Religion degenerates with the development of language. It is redeemed only when language points, rather than describes. (Consider Vico.) In Christianity (the dominant Western faith), the paramount example of this desacralization is the Zwinglian doctrine of Communion as simply a memorial. Placing Communion in the category of sign rather than the experienced mysterious sacrifice of Christ — with the change of the bread and wine into His very body and blood — was a momentous advance in the tyranny of scientific literalism as reality. Even Cranmer, who defended the practice of reception of the elements by kneeling, did, perhaps forced to do so, add the “black rubric” to the second Book of Common Prayer and changed “altar” to “table.” Indeed, the utter extremity, and almost laughable literalism of the “black rubric” is in its conclusion: “For it is agaynst the trueth of Christes true natural bodye, to be in moe places then in one, at one tyme.” While it can be argued that implicit in the medieval distinction between the accidental and substantial natures of the bread and wine is the seed of literalism, it took the rise of printing, Protestantism, and scientism to complete the degeneration of language about the Eucharist. Gregory Bateson contrasts Catholic with Protestant views of Communion as the difference between metaphor (“Watch out for him, my friend; he is a fox”; “This is the body of Christ”) and simile (“Watch out for him, my friend; he is like a fox”; “This is like the body of Christ”). The metaphor is a mythic or poetic equation— While they were eating, Jesus took bread, and when he had given thanks, he broke it and gave it to his disciples, saying, Take and eat; this is my body.” This is metaphor, myth; but a simile is a literal comparison. The literalism of the extreme Reformers ignores the performatory nature of language and the ecclesial, contextual meanings of “the Body of Christ,” some of which Hooker may have sensed in his latitude, moderating some Enlightenment-like discrete categories. Fortunately the Anglican tradition of “real presence” can elevate the experience of the communicant above the categories of thought which can divert the Christian from the enjoyment of, and transformation by, the Mystery. One is welcomed with any theological understanding of the Eucharist, or none; the experience, not the theory, counts. The Reformers who scoffed at the Catholic teaching
of transubstantiation as superstition were deeply corrupted by the incipient
literalism in the air, as are those today who find Hindus worshipping idols
to be silly and stupid, rather than advanced intellectually and spiritually.

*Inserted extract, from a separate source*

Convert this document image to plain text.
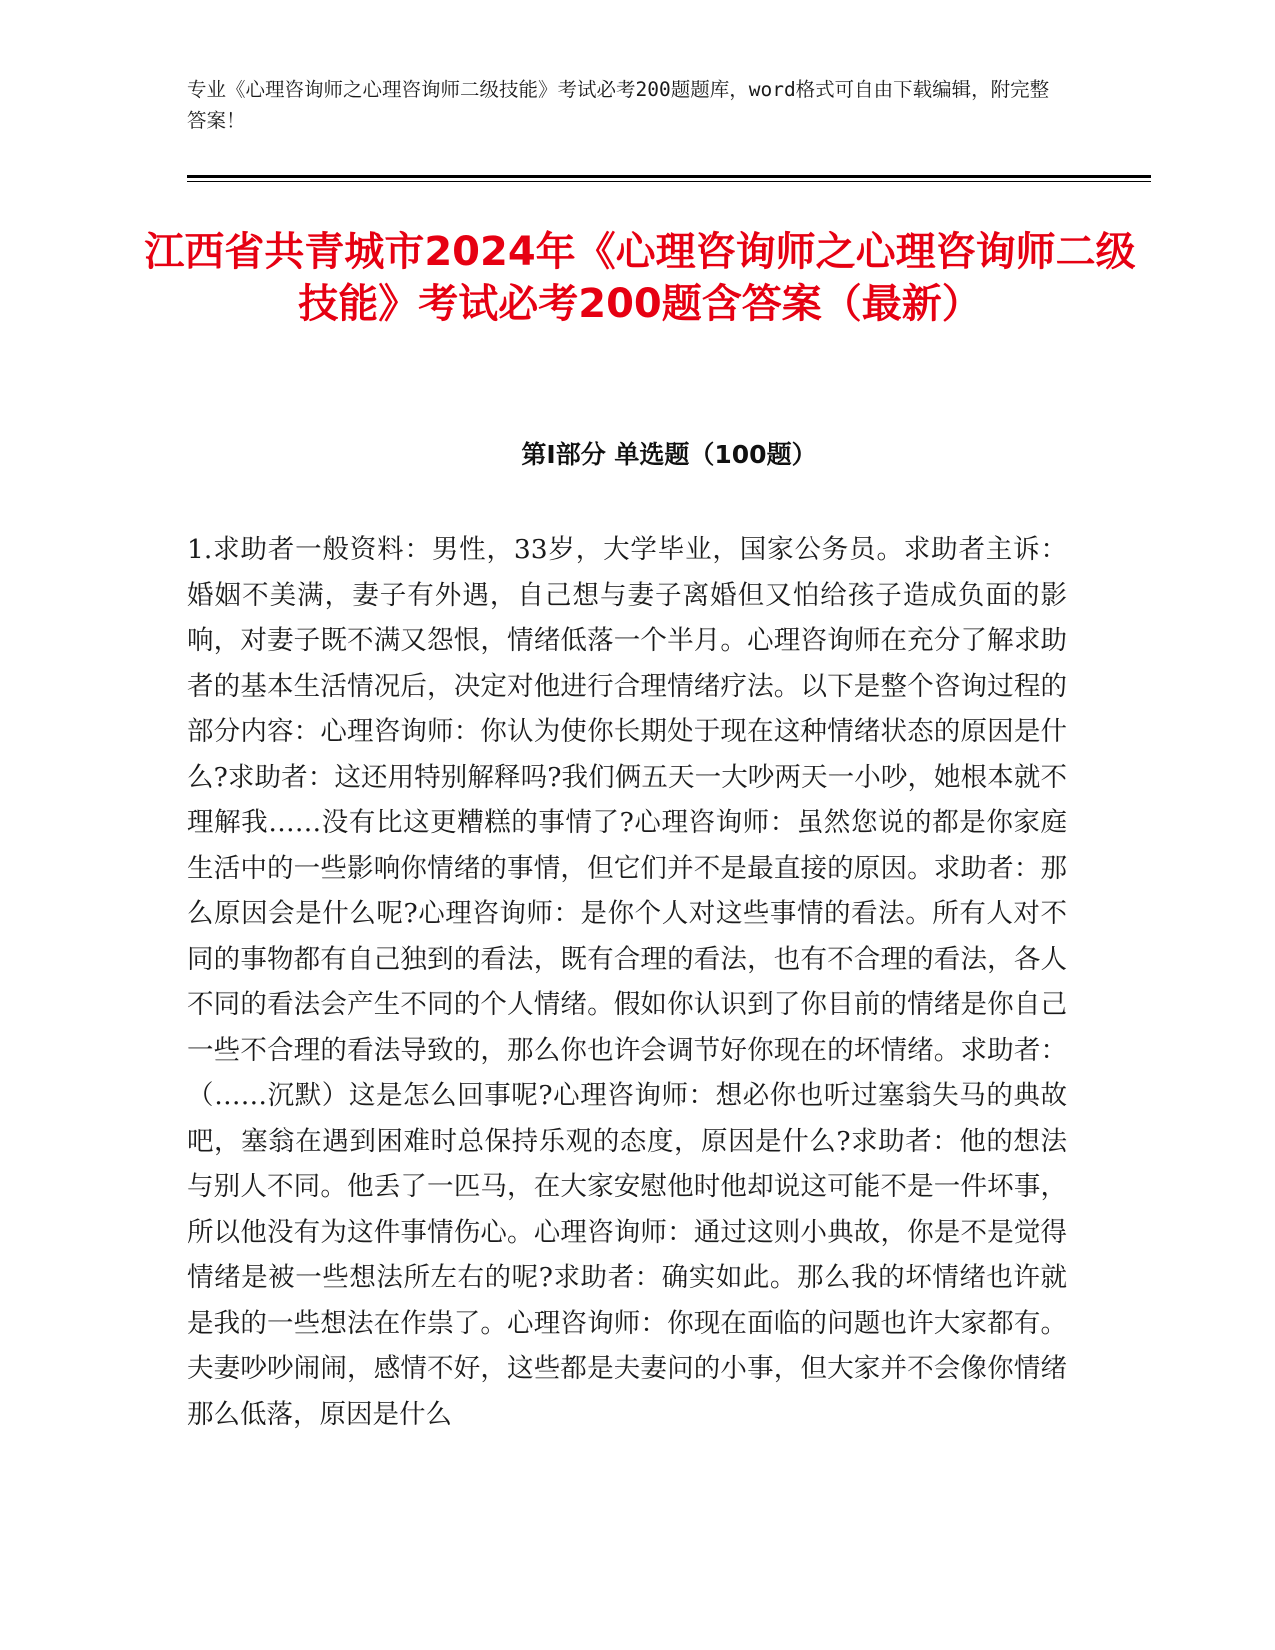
专业《心理咨询师之心理咨询师二级技能》考试必考200题题库，word格式可自由下载编辑，附完整答案！
江西省共青城市2024年《心理咨询师之心理咨询师二级技能》考试必考200题含答案（最新）
第Ⅰ部分 单选题（100题）
1.求助者一般资料：男性，33岁，大学毕业，国家公务员。求助者主诉：婚姻不美满，妻子有外遇，自己想与妻子离婚但又怕给孩子造成负面的影响，对妻子既不满又怨恨，情绪低落一个半月。心理咨询师在充分了解求助者的基本生活情况后，决定对他进行合理情绪疗法。以下是整个咨询过程的部分内容：心理咨询师：你认为使你长期处于现在这种情绪状态的原因是什么?求助者：这还用特别解释吗?我们俩五天一大吵两天一小吵，她根本就不理解我……没有比这更糟糕的事情了?心理咨询师：虽然您说的都是你家庭生活中的一些影响你情绪的事情，但它们并不是最直接的原因。求助者：那么原因会是什么呢?心理咨询师：是你个人对这些事情的看法。所有人对不同的事物都有自己独到的看法，既有合理的看法，也有不合理的看法，各人不同的看法会产生不同的个人情绪。假如你认识到了你目前的情绪是你自己一些不合理的看法导致的，那么你也许会调节好你现在的坏情绪。求助者：（……沉默）这是怎么回事呢?心理咨询师：想必你也听过塞翁失马的典故吧，塞翁在遇到困难时总保持乐观的态度，原因是什么?求助者：他的想法与别人不同。他丢了一匹马，在大家安慰他时他却说这可能不是一件坏事，所以他没有为这件事情伤心。心理咨询师：通过这则小典故，你是不是觉得情绪是被一些想法所左右的呢?求助者：确实如此。那么我的坏情绪也许就是我的一些想法在作祟了。心理咨询师：你现在面临的问题也许大家都有。夫妻吵吵闹闹，感情不好，这些都是夫妻问的小事，但大家并不会像你情绪那么低落，原因是什么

If you think that material objects are mere signs or empty symbols, or
vague memorials, consider those who are willing to die for a piece of cloth
called the flag.
Alas, the desacralization, the literalization of Christianity has infected other faiths through Western imperialism. Islam is a particularly painful example, for even this extraordinarily beautiful faith has been corrupted by Western hegemony, and in rare cases reflects the iniquity of our own violence. Here are some contrasts to consider:
Alexander Pope’s brilliant epitaph for Isaac Newton
placed Newton’s signal achievements in exploring the nature of light and
other physical phenomena, in the context of the first chapter of the Bible
stories of creation. But what a perceptive contrast! is William Blake’s
rejoinder emphasizing the participatory nature of perception, anticipating
certain quantum mechanical interpretations of our time.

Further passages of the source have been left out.